Researchers use public data to forecast new COVID-19 cases

By Michael Ellis Langley

Thursday, July 02, 2020

Short-term predictions match outbreak data

forecasting charts
DETAILS IN THE DATA — Jaideep Ray and Cosmin Safta use recorded data and a calculated infection rate to predict future cases of the coronavirus. This example is based on data for New Mexico from April 12 to May 28, which was then used to forecast new COVID-19 cases between May 28 and June 7. (Illustration by Sydney Spruiell)

Global data networks that connect people through their devices have made it possible to create accurate short-term forecasts of new COVID-19 cases using a method pioneered by Sandia researchers Jaideep Ray and Cosmin Safta.

Jaideep and Cosmin used a model developed more than a decade ago to track plague epidemics using statistics. For COVID-19, the two also drew upon the advice of their Sandia co-workers with expertise in modeling, mathematics and software engineering.

“I first started using this method in 2008-09. Cosmin and I adapted it in 2010 to track influenza-like illnesses,” Jaideep said. “When COVID-19 began to spread so rapidly, we knew we could use the same method to help forecast the outbreak.”

Jaideep Ray
Jaideep Ray
Photo courtesy of Sandia National Laboratories

He and Cosmin use publicly available data from the Centers for Disease Control and Prevention, the New York Times Data Repository, Johns Hopkins University and various state departments of health. Within minutes, and without the need for high-performance computing resources, the researchers can forecast new cases in a region or nationally for the next seven to 10 days. Since April, the number of new cases has roughly followed the trends predicted by the team.

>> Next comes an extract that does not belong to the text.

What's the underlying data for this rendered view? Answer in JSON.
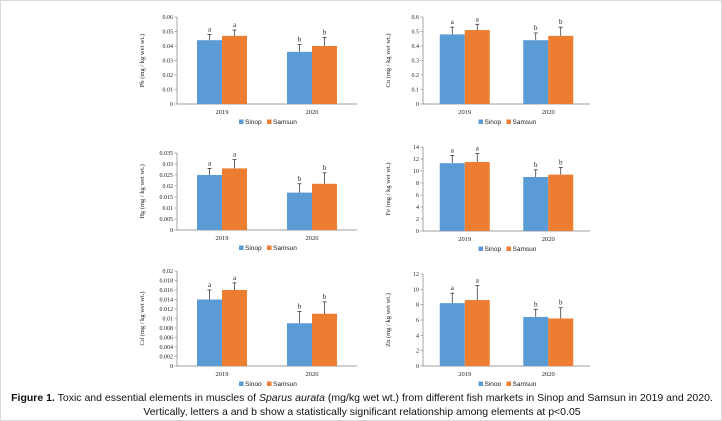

“This method is a relatively easy and inexpensive way to get short-term forecasts about new coronavirus cases that decision-makers can use to allocate health care resources and response,” Cosmin said. “This method is much easier and cheaper to do than methods that require more robust computers and manpower.”

Accuracy over time

The range of accuracy for the predictions varies with the number of days out the researchers are trying to forecast. So, while the number of cases has generally followed the trends predicted in the model within a week or so, the method is not useful to predict more than 10 days out.

“The forecasts come with a range within which users can expect reality to lie,” Jaideep said. “The range changes daily depending on the data, but the model ensures that the user can have 95% confidence that reality will fall within the range.”

Cosmin Safta
Cosmin Safta
Photo courtesy of Sandia National Laboratories

The project, funded through Sandia’s Laboratory Directed Research and Development program, provided national results to the National Virtual Biotechnology Laboratory team for publication on a DOE-run dashboard (funded by the DOE Office of Science) for federal decision-makers. Specific results also were provided to the New Mexico Department of Health, to guide regional responses throughout the state.

The data revealed by the forecasts can also gauge the impact of interventions over time. Both researchers say responding quickly to provide data on emerging outbreaks would not have been possible even five years ago.

“Since we are so connected today, it’s possible to get an accurate number of COVID-19 cases in a day and get it to everyone in the world within a 24-hour period,” Jaideep said. “Ten years ago, even five years ago, you could not get this data. In 2015, with the Ebola outbreak, by the time they got data, it was pointless to try and make a forecast because it was already out of date and useless to decision-makers.”

“For the current COVID-19 situation, having more sources of data dramatically assists our ability to create short-term forecasts to inform public health decisions,” Cosmin said.